C’è anche il 10 di Roberto Baggio: quel ginocchio disintegrato che avrebbe cancellato la carriera a chiunque, quella macchina per recuperare la forza perduta. Ernest Hemingway era stato preveggente. Dal racconto In un altro paese: «Il dottore si avvicinò alla macchina… Il mio ginocchio non si piegava e la gamba pendeva irrigidita dal ginocchio alla caviglia, senza polpaccio, e la macchina doveva piegare il ginocchio e farlo muovere come se andassi in bicicletta. Ancora non si piegava, però… Il dottore disse: “Tutto questo passerà. Lei è un giovanotto fortunato. Tornerà a giocare a football come un campione”».
E c’è anche Roberto Mancini, un 10 tanto anomalo che Eugenio Buonaccorsi, docente di Storia del teatro, lo paragona «agli attori della Commedia dell’arte che talvolta diventano artisti inventando battute (assist) folgoranti».
11. Ala sinistra. Luigi, Gigi, Luis Riva. «Riva è intelligente e — tuttavia — coraggioso fino alla temerarietà. Esaltandomi in lui da conterraneo lombardo sono giunto a chiamarlo “Re Brenno” e persino “Rombo di tuono”. Penso che se fosse nato durante la loro invasione, lui e non altri avrebbe condotto i Padri Galli alla conquista di Roma: se fosse nato nel Medioevo, lui e non altri avrebbe guidato i Lombardi a Legnano… E nel Rinascimento sarebbe diventato Capitano di ventura, uno sicuramente nato per conquistare città e castelli… Effettivamente Luis ha la forma mentis e la struttura fisica dell’eroe come ci ha insegnato a vedere la storia, non solo quella sportiva». Chiaro che si tratta di Gianni Brera (Il mestiere del calciatore, Mondadori).

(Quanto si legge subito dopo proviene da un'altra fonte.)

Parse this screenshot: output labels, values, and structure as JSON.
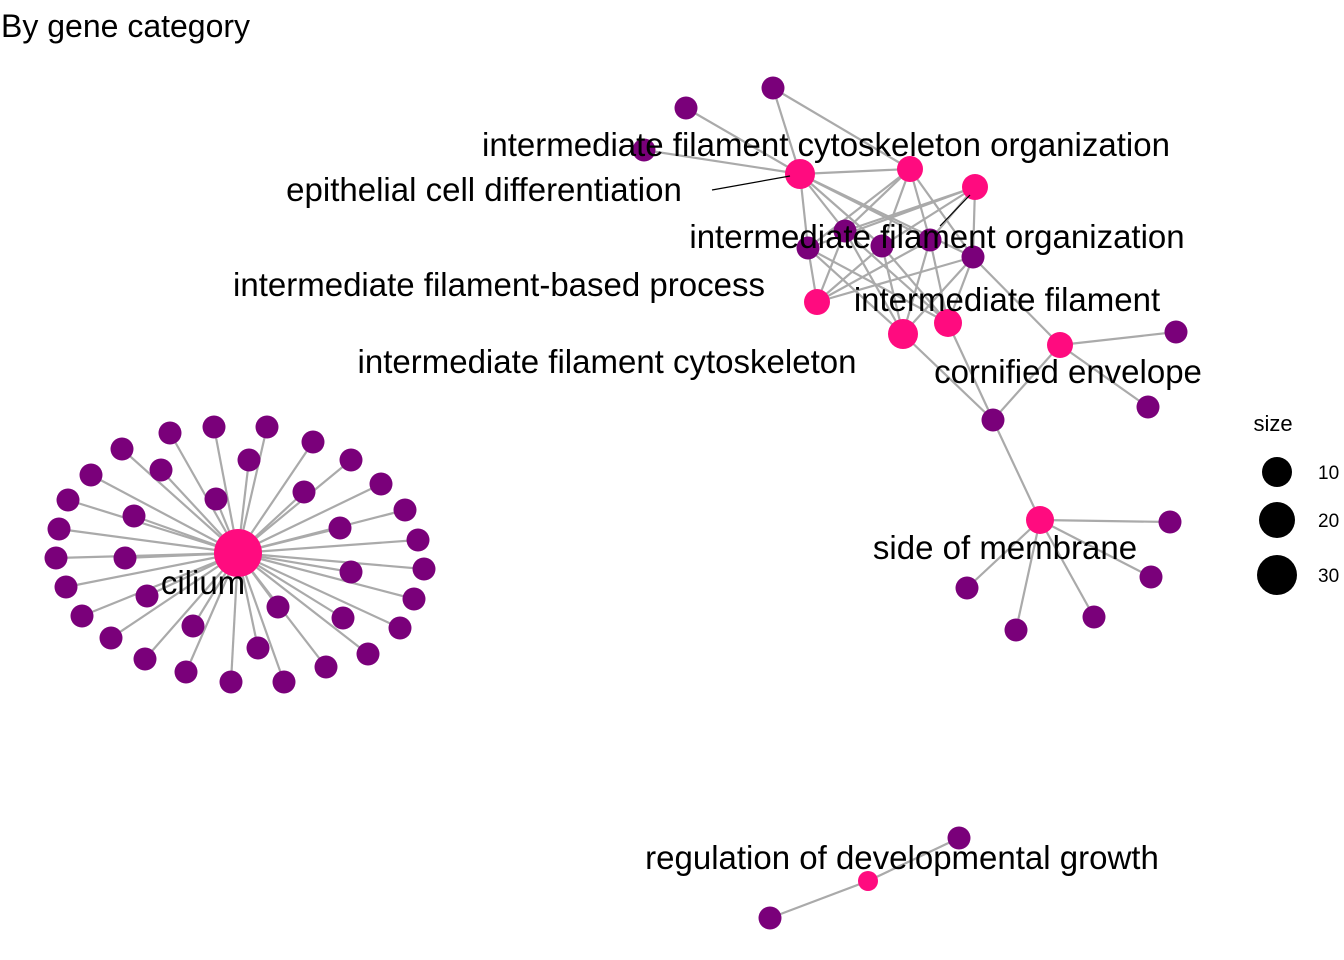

Altrettanto chiaro che Riva «è il più grande attaccante italiano, forse del mondo».
Allenatore. Pier Paolo Pasolini. Così anche i calciatori imparerebbero che «il football è un linguaggio, un sistema di segni», che «i cifratori di questo linguaggio sono i giocatori», che quelli «sugli spalti sono i decifratori» e che «i due hanno in comune un codice. Chi non conosce il codice del calcio non capisce il significato delle sue parole (i passaggi) né il senso del suo discorso (un insieme di passaggi)». Pasolini saprebbe fare una formazione «equilibrata» tra chi «gioca in prosa» e chi «gioca in poesia».